The Reality of the Map vs. The Reality of the Vote
The headlines make it sound like your right to walk into a booth and cast a ballot has been erased. It hasn’t. In Louisiana v. Callais, the Supreme Court didn’t strike down your vote; they struck down a specific map where race was the “dominant factor” in how the lines were drawn.
The CBC is calling it a “Trump Court” attack, and while the legal stakes are high — with estimates that up to 20 CBC members could lose their seats — we have to ask the question that Judge Joe Brown recently raised: What has materially changed for the people living inside those “protected” districts?
Representation Doesn’t Always Equal Results
For sixty years, we’ve fought for majority-minority districts to act as a “shield” for our interests. But in many cases, that shield has turned into a tool for politicians to guarantee safe seats for themselves while the communities inside those lines remain in crisis:
- Baltimore: As recently as 2024, over 275,000 homes still needed lead pipe inspections, and the city’s public school system has required water fountains to be shut off since 2002 due to lead contamination — with only 11 of 170 schools having filtration systems.

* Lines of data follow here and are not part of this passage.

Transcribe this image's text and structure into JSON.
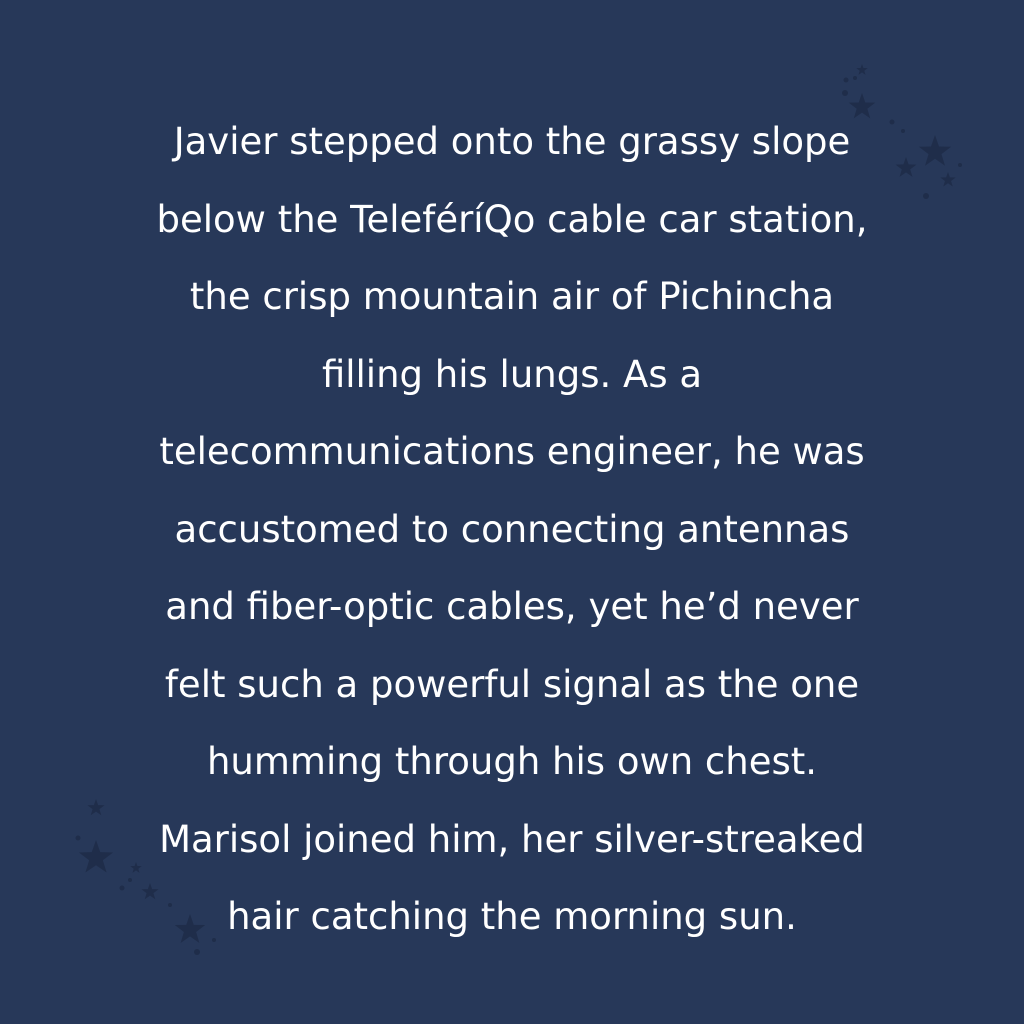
{
  "background_color": "#273859",
  "text_color": "#ffffff",
  "star_color": "#1f2d4a",
  "story_lines": [
    "Javier stepped onto the grassy slope",
    "below the TeleféríQo cable car station,",
    "the crisp mountain air of Pichincha",
    "filling his lungs. As a",
    "telecommunications engineer, he was",
    "accustomed to connecting antennas",
    "and fiber-optic cables, yet he’d never",
    "felt such a powerful signal as the one",
    "humming through his own chest.",
    "Marisol joined him, her silver-streaked",
    "hair catching the morning sun."
  ],
  "decorations": [
    "star-icon-cluster-top-right",
    "star-icon-cluster-bottom-left"
  ]
}
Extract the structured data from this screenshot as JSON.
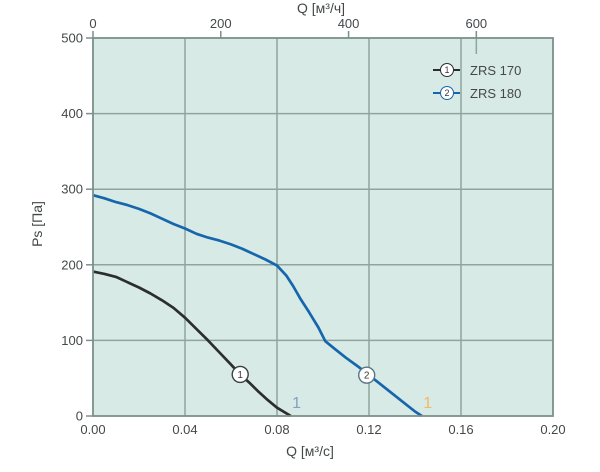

- Detroit: In August 2024, children were sent home early because school buildings lacked adequate cooling, even as the district faces some of the deepest federal funding cuts in the country.
- New Orleans: The city’s Black population has declined by more than 120,000 people since Katrina. Black residents were systematically shortchanged by the Road Home rebuilding program, which gave people in wealthier, predominantly white neighborhoods more of what they needed to fully rebuild. The districts were “protected” by the map, but the people weren’t protected from being priced out or left behind.
Breaking the “Loyalty Tax”
The narrative we’re fed is simple: Democratic maps are “protection” and Republican maps are “suppression.” But both parties have been caught red-handed using gerrymandering to serve their own interests rather than the voters. In Maryland and New York, courts have thrown out maps drawn by Democrats for being “extreme partisan gerrymandering” — drawn with “impermissible partisan purpose” in violation of their own state constitutions.
When we are told that our only choice is to defend a map that hasn’t fixed our water, our schools, or our streets, we are paying a loyalty tax. We are giving our votes in exchange for representation on paper, but we aren’t seeing the results in our daily lives.
Cynicism vs. Citizenship
Democracy doesn’t just cry when a map changes; it cries when a representative goes quiet the moment governing begins.
Your anger is justified, and the history of the VRA is written in blood that must be honored. But honoring that sacrifice means more than just voting for the person who screams about “voter suppression” the loudest every two years. It means demanding that Black representation actually delivers Black results — in policy, in investment, and in outcomes.
Demanding an accounting for your vote isn’t being a cynic — it’s being a citizen.
And Black America has always deserved the best of both.